How do we orient in what’s present right in front of us while staying connected with the deeper truths constantly emerging and moulding our spirit and soul and actually stay healthy, whole and enjoying life as it’s emerging?

People have probably contemplated this question, everyone in their own context, since the beginning of time. And there’s probably never so far been a time in human civilisation when this question was more changeable then now. If we’re present and attentive to what’s happening in the worlds in and around us, our perception of reality seems to be broken and reorganised at a pace that seems almost unbearable for a human being.
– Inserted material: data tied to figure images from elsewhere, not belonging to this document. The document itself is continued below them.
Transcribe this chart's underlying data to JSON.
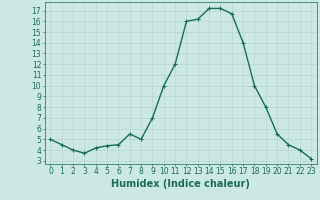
{
  "x": [
    0,
    1,
    2,
    3,
    4,
    5,
    6,
    7,
    8,
    9,
    10,
    11,
    12,
    13,
    14,
    15,
    16,
    17,
    18,
    19,
    20,
    21,
    22,
    23
  ],
  "y": [
    5,
    4.5,
    4,
    3.7,
    4.2,
    4.4,
    4.5,
    5.5,
    5,
    7,
    10,
    12,
    16,
    16.2,
    17.2,
    17.2,
    16.7,
    14,
    10,
    8,
    5.5,
    4.5,
    4,
    3.2
  ],
  "line_color": "#1a6b5a",
  "marker": "+",
  "marker_size": 3,
  "linewidth": 1.0,
  "bg_color": "#cce8e4",
  "grid_color": "#b0d0cc",
  "xlabel": "Humidex (Indice chaleur)",
  "xlabel_fontsize": 7,
  "ylabel_ticks": [
    3,
    4,
    5,
    6,
    7,
    8,
    9,
    10,
    11,
    12,
    13,
    14,
    15,
    16,
    17
  ],
  "ylim": [
    2.7,
    17.8
  ],
  "xlim": [
    -0.5,
    23.5
  ],
  "xticks": [
    0,
    1,
    2,
    3,
    4,
    5,
    6,
    7,
    8,
    9,
    10,
    11,
    12,
    13,
    14,
    15,
    16,
    17,
    18,
    19,
    20,
    21,
    22,
    23
  ],
  "tick_fontsize": 5.5,
  "tick_color": "#1a6b5a"
}
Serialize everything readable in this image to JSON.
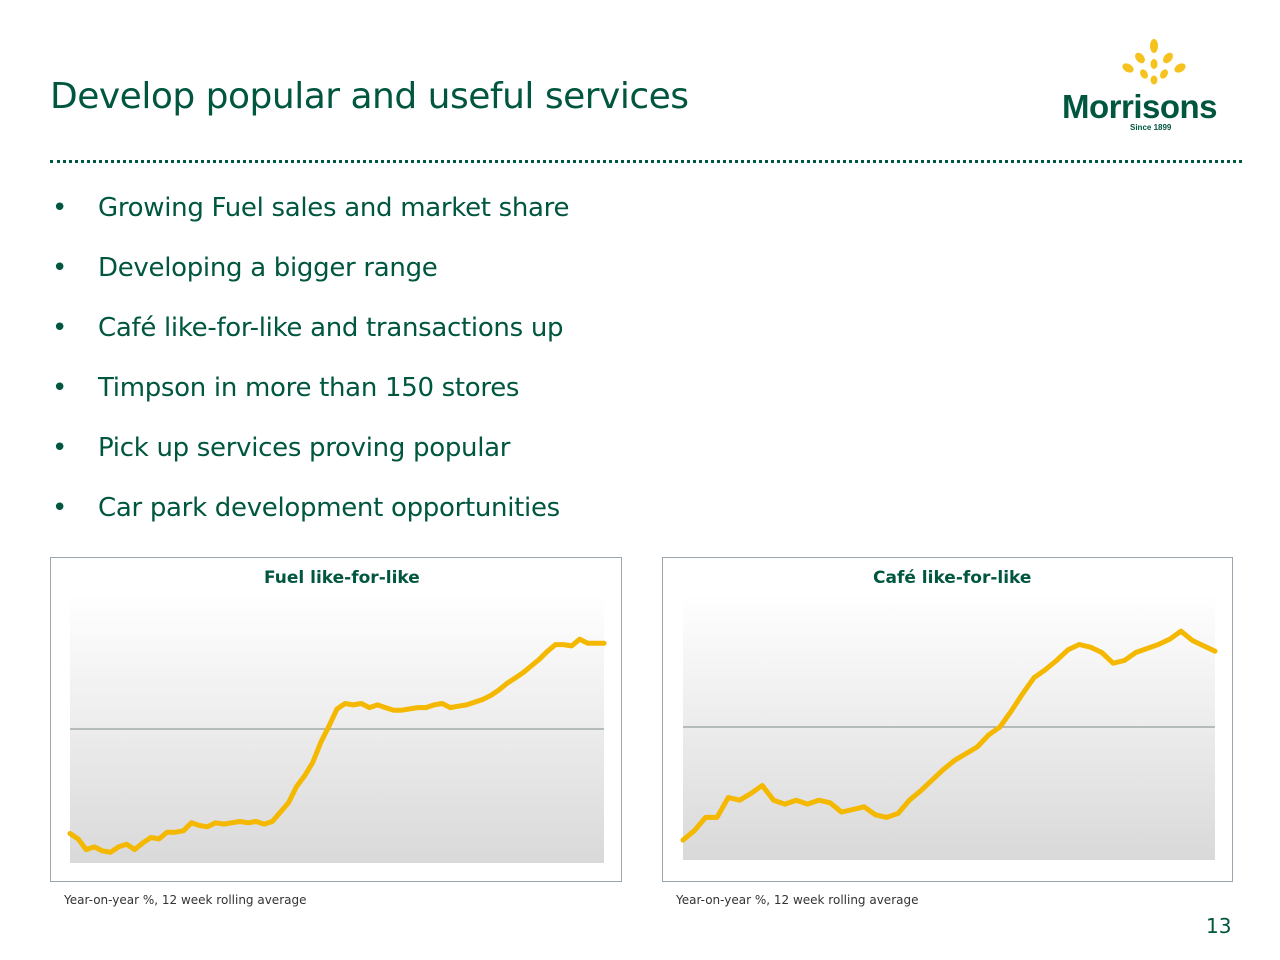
{
  "title": "Develop popular and useful services",
  "logo": {
    "word": "Morrisons",
    "since": "Since 1899",
    "icon": "wheat-sheaf-icon"
  },
  "bullets": [
    "Growing Fuel sales and market share",
    "Developing a bigger range",
    "Café like-for-like and transactions up",
    "Timpson in more than 150 stores",
    "Pick up services proving popular",
    "Car park development opportunities"
  ],
  "colors": {
    "brand_green": "#00563f",
    "line_yellow": "#f5b800",
    "logo_yellow": "#f6c21d"
  },
  "charts": [
    {
      "title": "Fuel like-for-like",
      "footnote": "Year-on-year %, 12 week rolling average"
    },
    {
      "title": "Café like-for-like",
      "footnote": "Year-on-year %, 12 week rolling average"
    }
  ],
  "page_number": "13",
  "chart_data": [
    {
      "type": "line",
      "title": "Fuel like-for-like",
      "xlabel": "",
      "ylabel": "",
      "ylim": [
        -1,
        1
      ],
      "grid": false,
      "zero_line": true,
      "series": [
        {
          "values": [
            -0.78,
            -0.82,
            -0.9,
            -0.88,
            -0.91,
            -0.92,
            -0.88,
            -0.86,
            -0.9,
            -0.85,
            -0.81,
            -0.82,
            -0.77,
            -0.77,
            -0.76,
            -0.7,
            -0.72,
            -0.73,
            -0.7,
            -0.71,
            -0.7,
            -0.69,
            -0.7,
            -0.69,
            -0.71,
            -0.69,
            -0.62,
            -0.55,
            -0.43,
            -0.35,
            -0.25,
            -0.1,
            0.02,
            0.15,
            0.19,
            0.18,
            0.19,
            0.16,
            0.18,
            0.16,
            0.14,
            0.14,
            0.15,
            0.16,
            0.16,
            0.18,
            0.19,
            0.16,
            0.17,
            0.18,
            0.2,
            0.22,
            0.25,
            0.29,
            0.34,
            0.38,
            0.42,
            0.47,
            0.52,
            0.58,
            0.63,
            0.63,
            0.62,
            0.67,
            0.64,
            0.64,
            0.64
          ]
        }
      ]
    },
    {
      "type": "line",
      "title": "Café like-for-like",
      "xlabel": "",
      "ylabel": "",
      "ylim": [
        -1,
        1
      ],
      "grid": false,
      "zero_line": true,
      "series": [
        {
          "values": [
            -0.85,
            -0.78,
            -0.68,
            -0.68,
            -0.53,
            -0.55,
            -0.5,
            -0.44,
            -0.55,
            -0.58,
            -0.55,
            -0.58,
            -0.55,
            -0.57,
            -0.64,
            -0.62,
            -0.6,
            -0.66,
            -0.68,
            -0.65,
            -0.55,
            -0.48,
            -0.4,
            -0.32,
            -0.25,
            -0.2,
            -0.15,
            -0.06,
            0.0,
            0.12,
            0.25,
            0.37,
            0.43,
            0.5,
            0.58,
            0.62,
            0.6,
            0.56,
            0.48,
            0.5,
            0.56,
            0.59,
            0.62,
            0.66,
            0.72,
            0.65,
            0.61,
            0.57
          ]
        }
      ]
    }
  ]
}
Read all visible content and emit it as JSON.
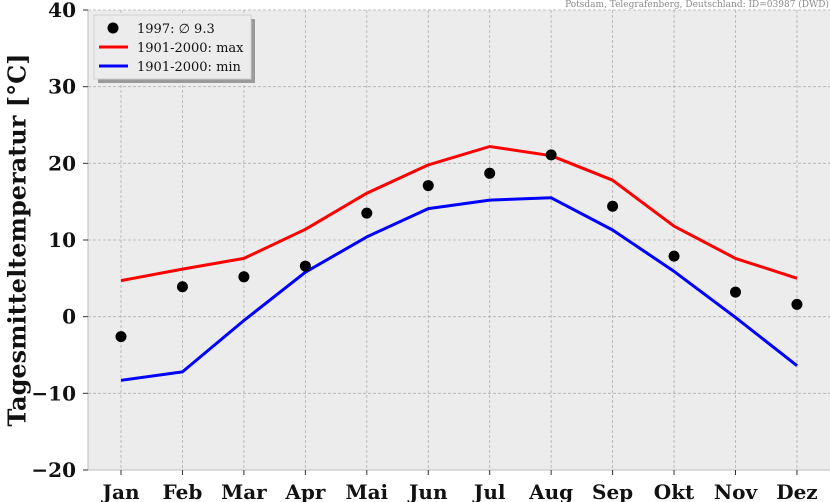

It’s as if we’re continuously being stretched out of our capacities, with no time to integrate the previous thing that occupied our attention and resources before we need to address the current one.

So how do we orient in what’s present right in front of us, the mundane tasks of the material, while also staying connected to the deeper truths constantly emerging and moulding our spirit and soul and actually stay healthy, whole and enjoying life as it’s emerging?

I won’t say I have the answer. I believe the answer is as ever fluctuating as the question.

I also believe the question would not be present if the answer did not exist at the same time and space as the question. For everything exists in a pair and it is our role to lead one to the other and expand our consciousness while doing it.

The process of asking and answering, for me, is like a breath, like life itself.

Breathing in, fully feeling the nuances of the question, all the way to the bones, the blood, the cells, allowing it to pass through my skin, to shake my whole being and break whatever needs breaking inside. Accepting, receiving, feeling and witnessing it changing me.

Breathing out, allowing what needs to go to go. Releasing. Cleansing. Setting free. Feeling the spaciousness of the unknown. The vastness of my own incapability to encompass even my own breath, let alone the question, or the answer, or the space they exist in.

Settling. Allowing the eyes to look at the world anew. Asking the question again.

What’s real anyway?

What’s real now?

And now?

Breathe. Allow. Now.

And again.

May it be blessed with the most wonderful fruits.